Subrogation is an idea that's well-known in legal and insurance circles but rarely by the customers they represent. Rather than leave it to the professionals, it is in your self-interest to understand the nuances of the process. The more information you have about it, the better decisions you can make about your insurance company.
Any insurance policy you have is a promise that, if something bad happens to you, the insurer of the policy will make restitutions without unreasonable delay. If your vehicle is rear-ended, insurance adjusters (and the judicial system, when necessary) decide who was to blame and that party's insurance pays out.
But since figuring out who is financially responsible for services or repairs is regularly a heavily involved affair – and time spent waiting sometimes adds to the damage to the policyholder – insurance companies in many cases opt to pay up front and figure out the blame afterward. They then need a way to recoup the costs if, once the situation is fully assessed, they weren't in charge of the expense.
Your electric outlet catches fire and causes $10,000 in home damages. Happily, you have property insurance and it pays out your claim in full. However, in its investigation it finds out that an electrician had installed some faulty wiring, and there is reason to believe that a judge would find him accountable for the loss. You already have your money, but your insurance firm is out $10,000. What does the firm do next?
How Does Subrogation Work?
This is where subrogation comes in. It is the method that an insurance company uses to claim reimbursement when it pays out a claim that turned out not to be its responsibility. Some insurance firms have in-house property damage lawyers and personal injury attorneys, or a department dedicated to subrogation; others contract with a law firm. Normally, only you can sue for damages done to your self or property. But under subrogation law, your insurance company is given some of your rights in exchange for making good on the damages. It can go after the money originally due to you, because it has covered the amount already.
How Does This Affect Me?
For one thing, if your insurance policy stipulated a deductible, your insurance company wasn't the only one that had to pay. In a $10,000 accident with a $1,000 deductible, you have a stake in the outcome as well – to the tune of $1,000. If your insurer is unconcerned with pursuing subrogation even when it is entitled, it might choose to recover its expenses by boosting your premiums and call it a day. On the other hand, if it knows which cases it is owed and goes after them enthusiastically, it is acting both in its own interests and in yours. If all ten grand is recovered, you will get your full $1,000 deductible back. If it recovers half (for instance, in a case where you are found one-half to blame), you'll typically get half your deductible back, depending on your state laws.

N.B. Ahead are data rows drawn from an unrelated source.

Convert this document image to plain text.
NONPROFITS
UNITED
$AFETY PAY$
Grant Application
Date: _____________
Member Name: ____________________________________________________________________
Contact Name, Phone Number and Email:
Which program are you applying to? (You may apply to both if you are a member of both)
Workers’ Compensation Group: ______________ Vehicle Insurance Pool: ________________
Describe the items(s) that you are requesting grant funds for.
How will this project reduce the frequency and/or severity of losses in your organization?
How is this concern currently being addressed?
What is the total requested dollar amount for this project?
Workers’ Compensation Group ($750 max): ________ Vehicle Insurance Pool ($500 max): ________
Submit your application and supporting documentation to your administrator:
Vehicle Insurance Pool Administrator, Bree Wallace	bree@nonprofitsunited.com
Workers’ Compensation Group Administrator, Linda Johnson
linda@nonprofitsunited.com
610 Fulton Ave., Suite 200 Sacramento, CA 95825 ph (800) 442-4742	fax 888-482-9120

In addition, if the total price of an accident is more than your maximum coverage amount, you could be in for a stiff bill. If your insurance company or its property damage lawyers, such as workmans comp Alpharetta, pursue subrogation and wins, it will recover your expenses in addition to its own.

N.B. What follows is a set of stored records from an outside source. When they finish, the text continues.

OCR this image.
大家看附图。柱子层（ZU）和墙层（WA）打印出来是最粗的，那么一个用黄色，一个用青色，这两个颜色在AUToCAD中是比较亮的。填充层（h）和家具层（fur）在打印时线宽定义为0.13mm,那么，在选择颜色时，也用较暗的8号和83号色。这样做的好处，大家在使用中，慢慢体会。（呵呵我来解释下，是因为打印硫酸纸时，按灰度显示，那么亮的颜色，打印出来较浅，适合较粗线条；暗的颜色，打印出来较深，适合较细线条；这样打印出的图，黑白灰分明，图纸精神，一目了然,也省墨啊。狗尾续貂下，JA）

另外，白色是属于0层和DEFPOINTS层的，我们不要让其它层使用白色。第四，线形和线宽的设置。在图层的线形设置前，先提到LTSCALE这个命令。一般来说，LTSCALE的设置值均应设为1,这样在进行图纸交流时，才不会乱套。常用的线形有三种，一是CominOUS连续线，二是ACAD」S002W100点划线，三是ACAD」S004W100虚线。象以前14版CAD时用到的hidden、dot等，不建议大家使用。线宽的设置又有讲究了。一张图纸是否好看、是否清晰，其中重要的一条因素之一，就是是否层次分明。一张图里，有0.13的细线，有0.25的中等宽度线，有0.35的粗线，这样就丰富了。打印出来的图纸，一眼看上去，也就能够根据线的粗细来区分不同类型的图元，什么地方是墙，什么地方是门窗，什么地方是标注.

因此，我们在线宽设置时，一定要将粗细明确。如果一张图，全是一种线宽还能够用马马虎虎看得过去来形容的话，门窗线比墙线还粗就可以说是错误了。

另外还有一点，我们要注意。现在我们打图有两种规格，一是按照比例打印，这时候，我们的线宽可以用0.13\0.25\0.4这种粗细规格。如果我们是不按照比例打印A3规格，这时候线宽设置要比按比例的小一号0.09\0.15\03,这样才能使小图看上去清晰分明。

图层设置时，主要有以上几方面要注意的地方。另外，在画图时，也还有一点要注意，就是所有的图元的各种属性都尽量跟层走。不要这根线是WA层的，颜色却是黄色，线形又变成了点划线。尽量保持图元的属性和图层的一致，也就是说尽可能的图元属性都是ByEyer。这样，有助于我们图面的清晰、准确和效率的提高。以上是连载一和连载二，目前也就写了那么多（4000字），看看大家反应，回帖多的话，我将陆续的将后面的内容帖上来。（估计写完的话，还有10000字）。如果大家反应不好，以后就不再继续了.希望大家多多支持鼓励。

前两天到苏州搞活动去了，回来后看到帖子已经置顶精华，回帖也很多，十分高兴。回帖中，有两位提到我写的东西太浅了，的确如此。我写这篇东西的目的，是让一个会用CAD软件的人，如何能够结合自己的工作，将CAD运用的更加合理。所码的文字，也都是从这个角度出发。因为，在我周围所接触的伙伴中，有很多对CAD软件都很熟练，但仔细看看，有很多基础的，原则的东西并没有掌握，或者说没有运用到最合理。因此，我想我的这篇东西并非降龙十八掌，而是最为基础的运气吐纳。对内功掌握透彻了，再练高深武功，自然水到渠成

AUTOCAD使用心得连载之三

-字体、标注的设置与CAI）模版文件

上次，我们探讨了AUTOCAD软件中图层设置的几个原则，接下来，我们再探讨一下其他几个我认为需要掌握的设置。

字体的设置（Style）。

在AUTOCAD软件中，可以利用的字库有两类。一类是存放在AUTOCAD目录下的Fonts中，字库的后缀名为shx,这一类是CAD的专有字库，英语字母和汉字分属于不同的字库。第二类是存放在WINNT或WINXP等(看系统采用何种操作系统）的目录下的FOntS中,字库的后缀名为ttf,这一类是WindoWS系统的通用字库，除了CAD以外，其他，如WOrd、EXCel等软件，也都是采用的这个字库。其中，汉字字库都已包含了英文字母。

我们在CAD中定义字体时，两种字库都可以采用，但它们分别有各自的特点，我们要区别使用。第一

All insurers are not created equal. When comparing, it's worth comparing the reputations of competing companies to determine if they pursue legitimate subrogation claims; if they do so in a reasonable amount of time; if they keep their accountholders informed as the case continues; and if they then process successfully won reimbursements quickly so that you can get your funding back and move on with your life. If, on the other hand, an insurer has a record of paying out claims that aren't its responsibility and then protecting its profitability by raising your premiums, you'll feel the sting later.